I read it. I cried. I related. I commented.

Is there truly anyone out there that does not fall prey to this 'disease'? Can anyone of us truly say that they are 100% REAL, 100% of the time?

I know for me, I try to be honest and real. The problem is it is at different levels for different people in my life. You would think that family would be the ones I could be more real with, more honest with but in reality, that is the farthest from the truth. I seek validation from my parents still to do this day which is really sad as I am approaching 40. I still long to hear that they are proud of me, that they respect my decisions and that they don't judge me.
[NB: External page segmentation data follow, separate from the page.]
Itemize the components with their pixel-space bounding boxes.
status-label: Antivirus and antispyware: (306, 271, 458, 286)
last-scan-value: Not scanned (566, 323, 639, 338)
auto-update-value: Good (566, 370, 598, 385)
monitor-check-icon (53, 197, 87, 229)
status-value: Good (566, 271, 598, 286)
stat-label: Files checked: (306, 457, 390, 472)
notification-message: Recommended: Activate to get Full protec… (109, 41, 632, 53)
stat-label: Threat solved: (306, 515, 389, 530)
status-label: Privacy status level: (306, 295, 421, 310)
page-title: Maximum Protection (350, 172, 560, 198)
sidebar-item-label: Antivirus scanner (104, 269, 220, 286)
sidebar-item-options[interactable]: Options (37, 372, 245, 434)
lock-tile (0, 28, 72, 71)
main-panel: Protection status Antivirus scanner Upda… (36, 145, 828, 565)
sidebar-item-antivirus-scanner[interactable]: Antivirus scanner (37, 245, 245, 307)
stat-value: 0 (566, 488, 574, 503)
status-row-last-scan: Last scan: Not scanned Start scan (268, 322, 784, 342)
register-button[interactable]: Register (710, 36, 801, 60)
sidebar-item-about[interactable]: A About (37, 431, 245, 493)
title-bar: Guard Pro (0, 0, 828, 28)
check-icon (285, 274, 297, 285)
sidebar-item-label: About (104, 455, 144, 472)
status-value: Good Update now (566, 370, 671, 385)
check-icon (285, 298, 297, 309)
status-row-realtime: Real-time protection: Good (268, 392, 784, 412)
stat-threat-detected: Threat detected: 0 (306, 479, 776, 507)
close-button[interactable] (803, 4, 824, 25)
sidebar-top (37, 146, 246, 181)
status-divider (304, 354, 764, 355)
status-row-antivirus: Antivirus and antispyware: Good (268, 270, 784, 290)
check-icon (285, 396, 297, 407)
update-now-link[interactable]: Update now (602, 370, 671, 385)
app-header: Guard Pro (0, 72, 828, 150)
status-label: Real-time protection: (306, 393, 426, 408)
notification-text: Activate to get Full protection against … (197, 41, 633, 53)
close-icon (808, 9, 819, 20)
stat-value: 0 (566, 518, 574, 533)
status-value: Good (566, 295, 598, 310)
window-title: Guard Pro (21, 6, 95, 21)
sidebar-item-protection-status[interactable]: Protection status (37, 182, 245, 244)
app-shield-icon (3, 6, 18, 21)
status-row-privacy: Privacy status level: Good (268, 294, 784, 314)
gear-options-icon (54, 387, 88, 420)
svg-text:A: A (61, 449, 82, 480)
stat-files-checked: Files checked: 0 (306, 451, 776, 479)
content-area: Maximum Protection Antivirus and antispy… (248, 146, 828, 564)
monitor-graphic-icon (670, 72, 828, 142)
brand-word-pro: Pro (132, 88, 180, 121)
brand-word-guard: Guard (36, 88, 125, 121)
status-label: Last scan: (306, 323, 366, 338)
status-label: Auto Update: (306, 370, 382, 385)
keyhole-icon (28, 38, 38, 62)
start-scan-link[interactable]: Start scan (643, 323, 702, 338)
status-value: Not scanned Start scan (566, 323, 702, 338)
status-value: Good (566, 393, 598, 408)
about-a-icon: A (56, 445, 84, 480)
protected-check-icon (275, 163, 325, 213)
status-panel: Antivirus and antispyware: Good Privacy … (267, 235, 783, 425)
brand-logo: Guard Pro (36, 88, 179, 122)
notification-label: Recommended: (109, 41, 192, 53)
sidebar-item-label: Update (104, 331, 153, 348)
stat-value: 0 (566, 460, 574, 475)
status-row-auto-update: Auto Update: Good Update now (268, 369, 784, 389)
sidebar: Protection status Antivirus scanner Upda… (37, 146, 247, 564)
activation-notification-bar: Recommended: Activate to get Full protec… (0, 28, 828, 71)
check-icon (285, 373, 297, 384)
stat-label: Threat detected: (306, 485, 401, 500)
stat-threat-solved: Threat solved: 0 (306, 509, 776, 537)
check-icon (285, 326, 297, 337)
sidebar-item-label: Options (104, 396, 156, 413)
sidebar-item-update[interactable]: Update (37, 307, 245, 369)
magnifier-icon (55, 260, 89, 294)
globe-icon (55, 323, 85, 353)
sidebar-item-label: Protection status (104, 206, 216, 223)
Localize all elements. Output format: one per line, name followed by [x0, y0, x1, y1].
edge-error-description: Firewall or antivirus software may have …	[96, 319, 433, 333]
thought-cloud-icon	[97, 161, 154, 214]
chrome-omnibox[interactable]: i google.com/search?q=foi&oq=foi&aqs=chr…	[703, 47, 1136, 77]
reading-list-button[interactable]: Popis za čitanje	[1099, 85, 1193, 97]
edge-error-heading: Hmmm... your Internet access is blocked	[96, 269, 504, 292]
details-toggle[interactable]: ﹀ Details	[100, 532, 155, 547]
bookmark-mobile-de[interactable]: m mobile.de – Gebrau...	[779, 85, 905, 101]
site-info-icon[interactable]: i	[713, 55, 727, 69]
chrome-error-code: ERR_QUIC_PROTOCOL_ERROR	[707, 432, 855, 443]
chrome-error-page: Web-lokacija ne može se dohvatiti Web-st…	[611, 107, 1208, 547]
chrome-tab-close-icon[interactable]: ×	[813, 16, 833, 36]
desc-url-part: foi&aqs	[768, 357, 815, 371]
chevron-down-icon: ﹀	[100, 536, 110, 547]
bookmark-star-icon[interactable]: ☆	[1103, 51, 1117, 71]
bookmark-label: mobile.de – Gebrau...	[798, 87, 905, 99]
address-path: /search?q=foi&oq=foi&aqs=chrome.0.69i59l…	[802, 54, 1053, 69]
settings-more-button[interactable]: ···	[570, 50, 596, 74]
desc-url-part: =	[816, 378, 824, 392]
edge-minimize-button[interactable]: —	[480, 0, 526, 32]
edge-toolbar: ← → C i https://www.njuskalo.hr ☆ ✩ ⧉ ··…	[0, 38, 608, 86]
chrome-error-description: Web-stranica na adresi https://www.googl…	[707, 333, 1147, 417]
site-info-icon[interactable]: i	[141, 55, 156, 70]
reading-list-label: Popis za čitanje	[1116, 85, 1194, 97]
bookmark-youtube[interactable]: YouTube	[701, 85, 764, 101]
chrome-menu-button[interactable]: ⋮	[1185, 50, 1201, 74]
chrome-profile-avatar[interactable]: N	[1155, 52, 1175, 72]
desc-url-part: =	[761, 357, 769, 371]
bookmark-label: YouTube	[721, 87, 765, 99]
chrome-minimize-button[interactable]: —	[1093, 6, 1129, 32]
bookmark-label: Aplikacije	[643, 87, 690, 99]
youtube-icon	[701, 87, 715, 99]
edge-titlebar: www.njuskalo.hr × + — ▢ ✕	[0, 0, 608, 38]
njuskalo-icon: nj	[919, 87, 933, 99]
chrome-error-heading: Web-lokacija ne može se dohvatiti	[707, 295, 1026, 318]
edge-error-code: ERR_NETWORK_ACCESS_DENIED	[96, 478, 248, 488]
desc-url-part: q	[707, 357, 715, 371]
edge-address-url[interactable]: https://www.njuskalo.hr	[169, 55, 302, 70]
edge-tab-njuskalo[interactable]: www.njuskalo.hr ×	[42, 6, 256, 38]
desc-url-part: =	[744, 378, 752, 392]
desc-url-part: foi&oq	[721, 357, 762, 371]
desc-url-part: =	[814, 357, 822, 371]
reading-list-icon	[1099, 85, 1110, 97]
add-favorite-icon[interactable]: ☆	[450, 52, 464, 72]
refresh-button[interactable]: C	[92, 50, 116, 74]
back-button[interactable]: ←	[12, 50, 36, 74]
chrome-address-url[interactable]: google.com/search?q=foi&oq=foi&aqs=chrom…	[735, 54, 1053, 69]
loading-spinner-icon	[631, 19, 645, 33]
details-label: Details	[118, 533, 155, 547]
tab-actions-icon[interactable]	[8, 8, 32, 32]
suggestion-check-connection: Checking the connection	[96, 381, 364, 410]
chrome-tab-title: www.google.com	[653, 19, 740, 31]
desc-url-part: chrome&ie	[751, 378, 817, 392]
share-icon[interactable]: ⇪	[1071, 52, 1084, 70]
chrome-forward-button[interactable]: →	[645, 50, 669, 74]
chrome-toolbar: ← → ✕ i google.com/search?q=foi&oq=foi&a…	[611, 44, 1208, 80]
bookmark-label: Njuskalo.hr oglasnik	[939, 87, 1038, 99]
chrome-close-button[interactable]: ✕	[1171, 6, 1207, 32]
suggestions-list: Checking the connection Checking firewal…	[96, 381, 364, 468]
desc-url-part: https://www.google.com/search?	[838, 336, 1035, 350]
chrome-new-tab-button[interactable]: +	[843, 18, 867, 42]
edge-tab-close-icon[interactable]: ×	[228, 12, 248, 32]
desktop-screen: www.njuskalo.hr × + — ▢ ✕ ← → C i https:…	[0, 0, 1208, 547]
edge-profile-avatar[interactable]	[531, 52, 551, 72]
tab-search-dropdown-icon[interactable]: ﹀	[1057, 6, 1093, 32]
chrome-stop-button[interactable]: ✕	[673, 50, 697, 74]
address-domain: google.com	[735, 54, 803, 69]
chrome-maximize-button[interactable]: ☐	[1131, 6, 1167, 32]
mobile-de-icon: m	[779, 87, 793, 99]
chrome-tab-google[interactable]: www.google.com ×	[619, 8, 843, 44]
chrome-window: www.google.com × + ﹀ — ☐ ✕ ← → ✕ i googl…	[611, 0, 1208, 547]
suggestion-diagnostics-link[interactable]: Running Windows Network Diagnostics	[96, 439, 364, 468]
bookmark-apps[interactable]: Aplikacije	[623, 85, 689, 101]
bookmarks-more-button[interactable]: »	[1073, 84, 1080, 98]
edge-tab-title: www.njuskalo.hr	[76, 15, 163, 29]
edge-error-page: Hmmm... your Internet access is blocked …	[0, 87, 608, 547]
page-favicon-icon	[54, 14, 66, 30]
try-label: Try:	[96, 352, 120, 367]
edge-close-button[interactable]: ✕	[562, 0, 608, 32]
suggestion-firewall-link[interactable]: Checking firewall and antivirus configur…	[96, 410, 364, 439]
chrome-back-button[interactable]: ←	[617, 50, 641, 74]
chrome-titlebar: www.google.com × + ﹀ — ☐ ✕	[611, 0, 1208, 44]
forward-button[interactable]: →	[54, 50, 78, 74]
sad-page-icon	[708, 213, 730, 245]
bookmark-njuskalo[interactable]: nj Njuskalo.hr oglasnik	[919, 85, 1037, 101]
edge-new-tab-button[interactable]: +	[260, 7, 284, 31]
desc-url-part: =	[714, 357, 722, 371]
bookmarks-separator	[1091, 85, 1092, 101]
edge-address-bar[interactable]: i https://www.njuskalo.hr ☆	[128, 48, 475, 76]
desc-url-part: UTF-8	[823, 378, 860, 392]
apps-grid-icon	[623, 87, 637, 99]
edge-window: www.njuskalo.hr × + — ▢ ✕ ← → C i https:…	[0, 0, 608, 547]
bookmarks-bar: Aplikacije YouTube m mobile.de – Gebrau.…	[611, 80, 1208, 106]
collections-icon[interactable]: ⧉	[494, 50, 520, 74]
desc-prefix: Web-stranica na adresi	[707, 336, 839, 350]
Time to rethink this.

I am proud of who I am, imperfections and all. If it wasn't for a few mistakes (OK, a lot) I wouldn't be who I am today. I have three beautiful children, who yes are crazy, but they are healthy and happy along with that. I have a wonderful husband, who drives me crazy as well. He is wonderful, not perfect though, trust me.

The only person that I need worry about when it comes to my decisions is myself and The Husband. We need to respect one another in all aspects of our relationship and life together, and any decision is ours to make and to live with. It really shouldn't matter what anyone else thinks.

One of the biggest issues I have is judgement. I judge others, just like they judge me. I worry about how others judge my parenting, my housekeeping skills, my life. I find I get trapped in this as well. I see something that a parent does that I don't agree with and immediately judge them in my head. This is not fair to anyone as rarely does anyone know the whole story behind someone elses actions or decisions.

I need a new perspective. I need to change how I think and my actions first and foremost and not worry about others.

I have a PERFECT life. It is the life I wanted. It has flaws, it has challenges, but it is still PERFECT for me.

Sunday, April 7, 2013

Infectious Baby Giggles

Crazy 3 is now just over 11 months and man do I love to hear him giggle.

I can get him to laugh at almost anything that I do, I am the most hilarious person in the world to him and I LOVE IT!!!!

Every time I do something that starts to make him giggle uncontrollably, Crazy 1 or Crazy 2 start to imitate me and that just makes Crazy 3 laugh even harder. It's great because in the end, we all end up having a great big GIGGLEFEST!

As much as I love to hear the older two crazies laugh and play around, it is baby giggles that I find the most infectious.